When using dvc run, argument of dvc run and true command to be run are always similar, thus dvc run -d source.npy -o target.npy python some_process.py source.npy target.npy . As there are repeated file names, it might be a “smell of code”.
It might be easier if these is a way of automatically passing arguments of -d and -o to command run, and what’s more important, prevent bugs like dvc run -d source.npy -o target.npy python some_process2.py source.npy target2.npy, which accidentally used different path.
In summary, a desired api might be: dvc run -d source.npy -o target.npy python proc.py , or dvc run -d source.npy -o target.npy python proc.py $DVCDEP0 $DVCOUT, and it should work as dvc run -d source.npy -o target.npy python proc.py source.npy target.npy in current use case.

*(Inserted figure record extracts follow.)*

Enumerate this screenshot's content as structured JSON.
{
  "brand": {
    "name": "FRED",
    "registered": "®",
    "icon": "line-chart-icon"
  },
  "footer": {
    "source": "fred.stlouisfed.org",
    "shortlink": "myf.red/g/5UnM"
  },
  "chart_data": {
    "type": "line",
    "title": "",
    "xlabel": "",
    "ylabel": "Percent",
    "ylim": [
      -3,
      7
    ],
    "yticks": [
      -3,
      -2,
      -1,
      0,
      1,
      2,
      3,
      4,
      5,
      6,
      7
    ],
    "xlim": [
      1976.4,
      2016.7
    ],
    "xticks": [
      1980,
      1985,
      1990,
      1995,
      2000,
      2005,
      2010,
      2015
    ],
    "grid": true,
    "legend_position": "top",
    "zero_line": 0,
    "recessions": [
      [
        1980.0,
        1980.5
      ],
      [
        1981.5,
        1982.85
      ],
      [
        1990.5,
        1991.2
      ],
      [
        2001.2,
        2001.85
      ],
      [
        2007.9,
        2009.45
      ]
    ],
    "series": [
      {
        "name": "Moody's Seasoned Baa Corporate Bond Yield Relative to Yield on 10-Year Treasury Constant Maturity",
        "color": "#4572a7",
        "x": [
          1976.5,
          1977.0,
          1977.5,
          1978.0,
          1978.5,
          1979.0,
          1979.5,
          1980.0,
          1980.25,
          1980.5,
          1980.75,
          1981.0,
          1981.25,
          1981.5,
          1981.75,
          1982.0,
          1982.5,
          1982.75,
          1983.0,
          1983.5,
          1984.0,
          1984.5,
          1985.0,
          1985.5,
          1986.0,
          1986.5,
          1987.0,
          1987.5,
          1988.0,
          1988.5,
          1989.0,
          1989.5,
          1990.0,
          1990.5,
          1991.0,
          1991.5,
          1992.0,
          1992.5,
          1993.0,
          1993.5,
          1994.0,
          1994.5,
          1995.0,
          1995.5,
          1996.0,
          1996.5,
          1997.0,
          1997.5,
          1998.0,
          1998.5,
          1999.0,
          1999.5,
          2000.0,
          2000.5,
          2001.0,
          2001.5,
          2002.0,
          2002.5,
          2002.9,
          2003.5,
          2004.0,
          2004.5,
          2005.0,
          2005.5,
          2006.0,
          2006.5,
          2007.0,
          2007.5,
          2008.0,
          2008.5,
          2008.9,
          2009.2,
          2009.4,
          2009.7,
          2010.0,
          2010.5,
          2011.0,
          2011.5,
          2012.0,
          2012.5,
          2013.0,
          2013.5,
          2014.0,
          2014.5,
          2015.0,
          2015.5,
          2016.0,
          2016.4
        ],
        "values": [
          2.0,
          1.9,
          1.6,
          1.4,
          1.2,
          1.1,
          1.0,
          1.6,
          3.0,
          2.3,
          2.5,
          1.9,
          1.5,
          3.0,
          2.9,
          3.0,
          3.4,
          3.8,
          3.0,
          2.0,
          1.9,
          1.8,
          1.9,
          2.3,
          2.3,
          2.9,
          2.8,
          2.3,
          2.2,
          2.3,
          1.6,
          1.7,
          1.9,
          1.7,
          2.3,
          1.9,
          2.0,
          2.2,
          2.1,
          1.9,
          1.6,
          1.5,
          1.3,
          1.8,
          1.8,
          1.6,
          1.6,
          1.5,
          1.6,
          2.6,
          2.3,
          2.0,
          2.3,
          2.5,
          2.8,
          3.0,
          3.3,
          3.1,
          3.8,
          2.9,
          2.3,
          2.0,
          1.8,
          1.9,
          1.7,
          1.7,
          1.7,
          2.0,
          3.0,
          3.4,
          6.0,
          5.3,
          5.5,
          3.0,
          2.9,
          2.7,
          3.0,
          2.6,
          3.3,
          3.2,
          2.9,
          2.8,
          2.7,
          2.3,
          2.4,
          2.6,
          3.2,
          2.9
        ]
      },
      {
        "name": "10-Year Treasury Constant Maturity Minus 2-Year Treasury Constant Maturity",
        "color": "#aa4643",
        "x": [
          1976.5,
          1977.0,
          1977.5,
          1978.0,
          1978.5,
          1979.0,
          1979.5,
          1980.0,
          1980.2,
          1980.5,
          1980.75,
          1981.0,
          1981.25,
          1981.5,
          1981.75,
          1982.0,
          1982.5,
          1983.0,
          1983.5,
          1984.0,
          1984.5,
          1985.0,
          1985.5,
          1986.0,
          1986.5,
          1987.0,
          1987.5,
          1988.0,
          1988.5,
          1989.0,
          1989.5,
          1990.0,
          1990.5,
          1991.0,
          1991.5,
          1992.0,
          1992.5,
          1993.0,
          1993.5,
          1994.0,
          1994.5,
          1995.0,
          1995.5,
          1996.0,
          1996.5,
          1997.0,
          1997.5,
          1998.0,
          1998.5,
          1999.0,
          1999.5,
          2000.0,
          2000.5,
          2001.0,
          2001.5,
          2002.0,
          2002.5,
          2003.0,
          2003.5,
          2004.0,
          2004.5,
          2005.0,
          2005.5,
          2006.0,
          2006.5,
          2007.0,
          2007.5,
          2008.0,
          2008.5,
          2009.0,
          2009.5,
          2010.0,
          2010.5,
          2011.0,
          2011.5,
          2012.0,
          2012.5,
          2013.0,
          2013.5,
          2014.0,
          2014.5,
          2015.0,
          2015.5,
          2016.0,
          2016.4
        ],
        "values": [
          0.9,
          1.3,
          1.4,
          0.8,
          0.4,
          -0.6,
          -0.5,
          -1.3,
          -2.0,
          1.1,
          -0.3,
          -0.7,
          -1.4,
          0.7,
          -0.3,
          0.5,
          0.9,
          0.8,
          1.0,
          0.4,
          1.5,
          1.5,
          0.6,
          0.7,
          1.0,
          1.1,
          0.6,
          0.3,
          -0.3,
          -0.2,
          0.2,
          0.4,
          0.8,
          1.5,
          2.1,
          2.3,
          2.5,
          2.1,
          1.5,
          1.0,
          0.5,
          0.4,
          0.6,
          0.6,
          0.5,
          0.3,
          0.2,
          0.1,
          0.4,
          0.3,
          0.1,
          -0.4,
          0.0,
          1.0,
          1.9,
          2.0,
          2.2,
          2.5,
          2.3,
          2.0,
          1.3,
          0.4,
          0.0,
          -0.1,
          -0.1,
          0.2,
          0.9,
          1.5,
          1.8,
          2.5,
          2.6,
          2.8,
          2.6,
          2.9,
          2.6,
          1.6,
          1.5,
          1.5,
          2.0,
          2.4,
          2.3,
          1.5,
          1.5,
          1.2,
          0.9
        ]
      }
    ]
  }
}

Hi. It’s a very good idea! Agree that the params duplication adds “smell of code”.
$DVCDEP0-like params won’t work, unfortunately, due to shell param expansion. These parameters will be expanded to empty strings before DVC will see them.
I was thinking about a single option like --pass-params to add all the dependencies and output params in the same order. It should work like your first desired api example with one more option:
@dmitry, I think it’s a really good approach. Actually I think the --pass-params approach is much better than $DVCDEP0-like params, even if we don’t considering about shell param expansion, since it explained its effect clearly and it’s much shorter.
I would even say that --pass-params should be the default behavior, and another option --no-params is introduced instead. Even if the command does not need the params and we forget to use --no-params, and the params are passed to the command as a result, in general this shouldn’t break the command.